Can singing spread Covid-19?

Singing doesn't spread Covid 19

Live music always works when it comes to events, big, small, intimate, sprawling, indoor or outdoor, summer or winter – it’s tried and tested and is here to stay. We don’t know about you, but to have some normality, something fun, special and something you’ve missed feels incredible after this time of entertainment and social fasting of the last few months! This week, we had our first gig since March and it was so good to be back.

There’s been a lot of talk about singing spreading the virus. As professional singers, this has been hard for us to hear, as when we trained, we learned to control our breath. Have you been considering singers at your private party, wedding or corporate event but have been put off due to government advice? Well thankfully, due to recent findings, the government has seen sense. As of 14th August, there are no longer any restrictions regarding singing (or playing brass and wind instruments) for either professionals or non-professionals, for up to 15 people indoors or outdoors.
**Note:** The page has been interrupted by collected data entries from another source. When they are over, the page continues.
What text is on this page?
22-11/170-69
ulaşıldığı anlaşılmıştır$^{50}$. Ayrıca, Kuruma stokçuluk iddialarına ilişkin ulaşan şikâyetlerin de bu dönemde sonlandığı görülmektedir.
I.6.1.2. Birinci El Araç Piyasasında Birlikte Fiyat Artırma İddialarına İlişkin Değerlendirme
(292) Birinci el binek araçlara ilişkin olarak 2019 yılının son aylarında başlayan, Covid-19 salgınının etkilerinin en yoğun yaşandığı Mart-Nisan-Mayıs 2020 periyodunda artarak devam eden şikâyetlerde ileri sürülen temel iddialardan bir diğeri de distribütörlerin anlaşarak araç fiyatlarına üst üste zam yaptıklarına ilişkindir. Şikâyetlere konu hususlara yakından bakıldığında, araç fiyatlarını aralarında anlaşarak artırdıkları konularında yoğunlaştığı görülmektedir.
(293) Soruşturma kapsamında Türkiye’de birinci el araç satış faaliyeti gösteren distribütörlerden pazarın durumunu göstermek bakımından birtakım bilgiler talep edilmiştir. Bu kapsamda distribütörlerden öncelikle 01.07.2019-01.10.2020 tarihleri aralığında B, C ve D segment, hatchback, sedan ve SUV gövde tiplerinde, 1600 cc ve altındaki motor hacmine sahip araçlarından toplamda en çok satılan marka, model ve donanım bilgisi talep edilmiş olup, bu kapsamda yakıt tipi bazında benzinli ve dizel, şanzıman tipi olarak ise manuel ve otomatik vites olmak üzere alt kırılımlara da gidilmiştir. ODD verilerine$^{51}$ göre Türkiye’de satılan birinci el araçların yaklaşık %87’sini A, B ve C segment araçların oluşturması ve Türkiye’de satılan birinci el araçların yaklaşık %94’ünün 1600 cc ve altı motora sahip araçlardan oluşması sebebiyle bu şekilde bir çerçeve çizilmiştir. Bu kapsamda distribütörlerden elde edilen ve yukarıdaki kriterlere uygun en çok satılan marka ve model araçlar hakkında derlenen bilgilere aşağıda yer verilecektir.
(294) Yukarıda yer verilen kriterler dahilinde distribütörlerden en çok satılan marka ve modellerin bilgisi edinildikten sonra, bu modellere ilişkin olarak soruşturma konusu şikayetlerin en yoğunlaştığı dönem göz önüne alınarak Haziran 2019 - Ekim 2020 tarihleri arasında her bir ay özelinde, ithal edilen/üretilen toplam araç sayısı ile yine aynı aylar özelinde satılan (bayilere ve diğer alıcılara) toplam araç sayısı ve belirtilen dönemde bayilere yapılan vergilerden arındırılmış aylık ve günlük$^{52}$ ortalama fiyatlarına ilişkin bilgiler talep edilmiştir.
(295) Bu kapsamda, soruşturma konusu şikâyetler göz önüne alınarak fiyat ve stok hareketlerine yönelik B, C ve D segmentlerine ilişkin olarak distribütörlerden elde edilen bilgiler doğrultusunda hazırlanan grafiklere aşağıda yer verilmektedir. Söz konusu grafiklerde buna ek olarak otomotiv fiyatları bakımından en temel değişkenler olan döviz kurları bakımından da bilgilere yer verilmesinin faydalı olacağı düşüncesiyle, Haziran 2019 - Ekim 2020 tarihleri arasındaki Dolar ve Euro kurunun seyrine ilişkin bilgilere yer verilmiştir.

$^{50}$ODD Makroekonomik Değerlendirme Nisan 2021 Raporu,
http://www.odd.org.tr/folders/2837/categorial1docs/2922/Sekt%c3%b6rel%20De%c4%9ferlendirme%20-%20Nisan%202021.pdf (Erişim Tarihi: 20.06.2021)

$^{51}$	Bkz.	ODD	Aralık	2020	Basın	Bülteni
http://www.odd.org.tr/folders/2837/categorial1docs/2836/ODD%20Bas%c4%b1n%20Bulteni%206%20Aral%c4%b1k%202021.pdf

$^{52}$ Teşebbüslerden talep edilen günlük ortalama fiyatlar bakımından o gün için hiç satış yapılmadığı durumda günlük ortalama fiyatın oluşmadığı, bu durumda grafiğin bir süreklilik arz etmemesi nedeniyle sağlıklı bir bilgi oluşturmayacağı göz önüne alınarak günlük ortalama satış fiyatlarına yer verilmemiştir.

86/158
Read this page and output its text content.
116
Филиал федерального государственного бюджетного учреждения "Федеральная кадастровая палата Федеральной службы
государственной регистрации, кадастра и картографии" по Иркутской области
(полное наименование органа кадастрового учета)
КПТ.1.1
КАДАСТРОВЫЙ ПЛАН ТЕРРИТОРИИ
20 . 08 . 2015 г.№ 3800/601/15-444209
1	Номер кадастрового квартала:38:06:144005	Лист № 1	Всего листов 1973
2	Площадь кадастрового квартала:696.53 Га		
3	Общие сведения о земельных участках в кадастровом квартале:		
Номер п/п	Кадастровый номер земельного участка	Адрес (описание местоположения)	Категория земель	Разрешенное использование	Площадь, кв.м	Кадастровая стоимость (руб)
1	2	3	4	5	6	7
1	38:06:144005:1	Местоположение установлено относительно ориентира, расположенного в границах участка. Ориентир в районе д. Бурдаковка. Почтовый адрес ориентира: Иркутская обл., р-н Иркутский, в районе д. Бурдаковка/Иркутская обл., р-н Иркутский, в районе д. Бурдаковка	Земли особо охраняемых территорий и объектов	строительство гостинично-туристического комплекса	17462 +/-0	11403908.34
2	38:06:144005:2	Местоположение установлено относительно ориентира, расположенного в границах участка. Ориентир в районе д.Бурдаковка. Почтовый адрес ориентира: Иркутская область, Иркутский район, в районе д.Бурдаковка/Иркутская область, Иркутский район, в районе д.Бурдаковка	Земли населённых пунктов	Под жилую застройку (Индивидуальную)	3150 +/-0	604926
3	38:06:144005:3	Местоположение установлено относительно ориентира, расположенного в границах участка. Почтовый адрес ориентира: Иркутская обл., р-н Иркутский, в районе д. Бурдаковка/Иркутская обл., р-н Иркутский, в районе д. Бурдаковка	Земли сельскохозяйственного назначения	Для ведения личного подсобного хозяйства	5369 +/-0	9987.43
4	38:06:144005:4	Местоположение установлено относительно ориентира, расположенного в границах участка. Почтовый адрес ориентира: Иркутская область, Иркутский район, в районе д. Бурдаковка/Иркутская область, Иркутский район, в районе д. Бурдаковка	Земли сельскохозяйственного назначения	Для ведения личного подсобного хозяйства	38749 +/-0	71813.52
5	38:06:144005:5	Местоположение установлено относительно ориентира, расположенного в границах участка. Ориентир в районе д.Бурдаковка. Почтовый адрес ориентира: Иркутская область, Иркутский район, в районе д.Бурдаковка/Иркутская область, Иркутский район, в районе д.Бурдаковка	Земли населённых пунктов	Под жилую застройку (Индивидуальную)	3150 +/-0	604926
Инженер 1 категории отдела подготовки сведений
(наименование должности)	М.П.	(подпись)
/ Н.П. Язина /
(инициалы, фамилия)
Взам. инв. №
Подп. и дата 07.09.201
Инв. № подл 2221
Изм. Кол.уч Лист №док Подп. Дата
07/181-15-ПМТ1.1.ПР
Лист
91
Hurray! Here’s why:

A new report has found that singing is less harmful than breathing or speaking – it’s far worse to go to the gym for a workout than it is to be around a professional singer, singing. The below image is taking from a report concerning brass instruments which looked at how many particles are released when playing. There are two types of particle – droplets and aerosols. “Droplets are anything larger than 5 microns (a sixteenth of a human hair) in diameter, which fall to the ground quickly, while aerosols, are smaller than 5 microns and can’t be seen with the naked eye. These aerosol particles float on the air currents and can remain there for hours or even days.” Source

Now the singer in this experiment is not a professional singer but one of the brass players. Even then, the results are encouraging – this would be even less from a highly trained singer. Singing is not a super-spreader, as was first suggested. Mere talking and breathing has the same level of danger as singing. Therefore, the only precautions necessary to take would be the same as in any event, with or without music – decent ventilation and social distancing of guests.

In a few days, we expect Declan Costello to produce his much more extensive and peer reviewed findings in regards to singing and present them to the Department of Culture, Media and Sport. Expect an update to this article then and in the meantime, you may as well open up your mouth and let a melody come out!